蟹
タラバさんとズワイさんのやりとりをお楽しみください!
ズワイ:あなたは・・・タラバさん、こんにちは。ここは、暖かいですね。
タラバ:おっ・・・君はズワイか。そうだな、ここは、暖かい。
ズワイ:すごく、賑やかですね。
タラバ:そうだな、賑やかだな。
・・・
ズワイ:タラバさんは、何回、網に捕まったことがありますか?
タラバ:何を言っている。もちろん、一回だ。一生で、一回だ。
ズワイ:実のところ、私は二回、捕まっています。
タラバ:そうか。君は、二回目の君ということか?
ズワイ:違います。一回目、体の小さい私は、命からがら逃れることができました。
タラバ:そうか。
ズワイ:仲間の多くは一回目に捕まってしまいました。
タラバ:そうか。
ズワイ:今回は、体が大きくなっていたこともあり、逃れられませんでした。
タラバ:そんなに、大きくないだろう。俺からしてみれば、まだ小さい。
ズワイ:そうでしょう、そうでしょう。
タラバ:それに、細い。
ズワイ:そうでしょう、そうでしょう。
タラバ:君に食べるところなんて、ないだろう。
ズワイ:食べるところ?それは、なんですか?
タラバ:何も知らないのか、君は。
ズワイ:えぇ、知りません。私はこれから、どうなるのでしょうか?
タラバ:それはもちろん、喰われる。
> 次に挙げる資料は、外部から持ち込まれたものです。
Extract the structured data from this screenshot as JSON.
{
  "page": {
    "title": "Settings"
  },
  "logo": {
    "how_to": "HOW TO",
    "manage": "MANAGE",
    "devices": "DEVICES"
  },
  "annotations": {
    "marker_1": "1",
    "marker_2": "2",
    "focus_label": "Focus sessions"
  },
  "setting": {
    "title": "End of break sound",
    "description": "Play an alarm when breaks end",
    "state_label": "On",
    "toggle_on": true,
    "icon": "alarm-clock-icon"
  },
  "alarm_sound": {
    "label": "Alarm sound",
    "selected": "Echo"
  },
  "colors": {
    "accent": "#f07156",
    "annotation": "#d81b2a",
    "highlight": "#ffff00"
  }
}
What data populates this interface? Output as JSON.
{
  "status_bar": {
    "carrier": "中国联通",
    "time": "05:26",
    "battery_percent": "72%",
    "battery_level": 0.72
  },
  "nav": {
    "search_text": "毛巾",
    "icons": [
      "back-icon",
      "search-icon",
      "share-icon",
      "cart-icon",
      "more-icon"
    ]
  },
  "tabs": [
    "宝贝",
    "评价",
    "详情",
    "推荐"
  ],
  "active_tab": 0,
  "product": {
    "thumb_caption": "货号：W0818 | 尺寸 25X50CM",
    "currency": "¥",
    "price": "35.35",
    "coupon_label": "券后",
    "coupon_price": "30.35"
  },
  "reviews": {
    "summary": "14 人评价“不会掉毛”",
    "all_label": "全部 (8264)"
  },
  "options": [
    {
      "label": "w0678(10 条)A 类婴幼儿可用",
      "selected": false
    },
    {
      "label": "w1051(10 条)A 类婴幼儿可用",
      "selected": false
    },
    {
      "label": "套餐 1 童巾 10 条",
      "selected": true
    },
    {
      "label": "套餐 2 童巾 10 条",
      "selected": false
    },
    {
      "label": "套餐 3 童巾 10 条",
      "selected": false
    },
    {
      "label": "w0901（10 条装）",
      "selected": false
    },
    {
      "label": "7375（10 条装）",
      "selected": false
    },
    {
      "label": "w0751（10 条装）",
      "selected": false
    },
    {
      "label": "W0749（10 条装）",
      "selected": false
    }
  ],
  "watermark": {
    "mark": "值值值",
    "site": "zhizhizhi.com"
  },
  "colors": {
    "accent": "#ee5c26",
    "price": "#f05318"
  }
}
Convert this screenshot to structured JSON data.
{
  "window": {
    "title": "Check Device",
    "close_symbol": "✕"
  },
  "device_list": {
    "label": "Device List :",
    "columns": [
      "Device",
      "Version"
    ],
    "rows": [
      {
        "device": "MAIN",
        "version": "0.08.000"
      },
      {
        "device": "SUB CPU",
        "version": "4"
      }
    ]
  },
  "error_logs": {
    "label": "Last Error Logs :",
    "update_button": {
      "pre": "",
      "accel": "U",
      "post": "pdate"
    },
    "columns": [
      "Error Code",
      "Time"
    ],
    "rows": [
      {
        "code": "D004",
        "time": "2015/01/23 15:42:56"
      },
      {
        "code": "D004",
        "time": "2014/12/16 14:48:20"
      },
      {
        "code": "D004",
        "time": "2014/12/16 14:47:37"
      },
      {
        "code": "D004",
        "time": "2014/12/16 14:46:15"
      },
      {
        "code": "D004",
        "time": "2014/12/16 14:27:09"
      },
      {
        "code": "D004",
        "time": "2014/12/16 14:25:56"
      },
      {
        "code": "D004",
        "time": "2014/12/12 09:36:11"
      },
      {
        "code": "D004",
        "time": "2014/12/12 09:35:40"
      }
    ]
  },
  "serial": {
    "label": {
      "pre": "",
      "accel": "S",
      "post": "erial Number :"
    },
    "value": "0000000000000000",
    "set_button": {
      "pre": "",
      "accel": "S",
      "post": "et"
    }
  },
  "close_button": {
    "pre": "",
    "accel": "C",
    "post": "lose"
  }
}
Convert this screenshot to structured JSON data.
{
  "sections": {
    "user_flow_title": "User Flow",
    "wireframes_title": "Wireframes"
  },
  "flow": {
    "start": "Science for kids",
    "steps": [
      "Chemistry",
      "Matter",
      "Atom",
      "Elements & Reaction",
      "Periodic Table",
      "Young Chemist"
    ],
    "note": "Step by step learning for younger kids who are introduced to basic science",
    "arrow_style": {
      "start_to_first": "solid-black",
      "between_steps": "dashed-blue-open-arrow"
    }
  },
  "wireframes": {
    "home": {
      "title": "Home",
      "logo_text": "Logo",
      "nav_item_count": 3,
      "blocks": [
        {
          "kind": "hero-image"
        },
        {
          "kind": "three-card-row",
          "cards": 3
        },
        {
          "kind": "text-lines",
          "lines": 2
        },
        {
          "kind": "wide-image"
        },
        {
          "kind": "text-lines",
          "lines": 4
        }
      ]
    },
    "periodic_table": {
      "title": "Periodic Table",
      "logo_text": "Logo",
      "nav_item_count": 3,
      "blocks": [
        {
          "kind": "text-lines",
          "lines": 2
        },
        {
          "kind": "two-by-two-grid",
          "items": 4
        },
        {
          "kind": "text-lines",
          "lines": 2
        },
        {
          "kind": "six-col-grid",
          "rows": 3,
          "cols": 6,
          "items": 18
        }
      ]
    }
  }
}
それだけだ。
ズワイ:喰われる?この、私達を眺めている生き物にですか?
タラバ:そうだ。君は無知の割に、察しがいいな。
ズワイ:ありがとうございます、ありがとうございます。
タラバ:奴らは、この時期に、赤と白のものを、食べる。
ズワイ:えぇ、えぇ。
タラバ:我々、蟹は、正に赤と白だ。
ズワイ:えぇ、えぇ。
タラバ;しかも、うまい。らしい。
ズワイ:えぇ、えぇ。
タラバ:だから奴らは、我々、蟹を喰うのだ。
少年A:「ママ、蟹食べたい!」
ママA:「そうね、年末だし、蟹、食べましょうか。」
ズワイ:そうなのですか。タラバさんは、本当に、物知りですね。
タラバ:そうだ。
ズワイ:でも、一つ、言っておきたいことがあります。
少年A:「ママ、これにする!」
ママA:「タラバね。肉厚で、美味しいわ。」
タラバ:捕まった!君、言いたいことがあるなら、早くしろ!
ズワイ:はい、わかりました。でも・・・。
タラバ:いいから、早くしろ!
ズワイ:あなた、ヤドカリ・・・ですよね?
タラバ:なに!どういうことだ!詳しく・・聞かせろ~~・・・
ズワイ:あぁ、もうあんなに遠くまで。さようなら、物知りな、タラバさん。
少年B:「ママ、蟹食べたい!」
ママB:「蟹なら、ズワイが、美味しいわ。」
ズワイ:私もすぐに、そちらに逝きます。
タラバさん、ズワイさんの個性は筆者の勝手な都合です。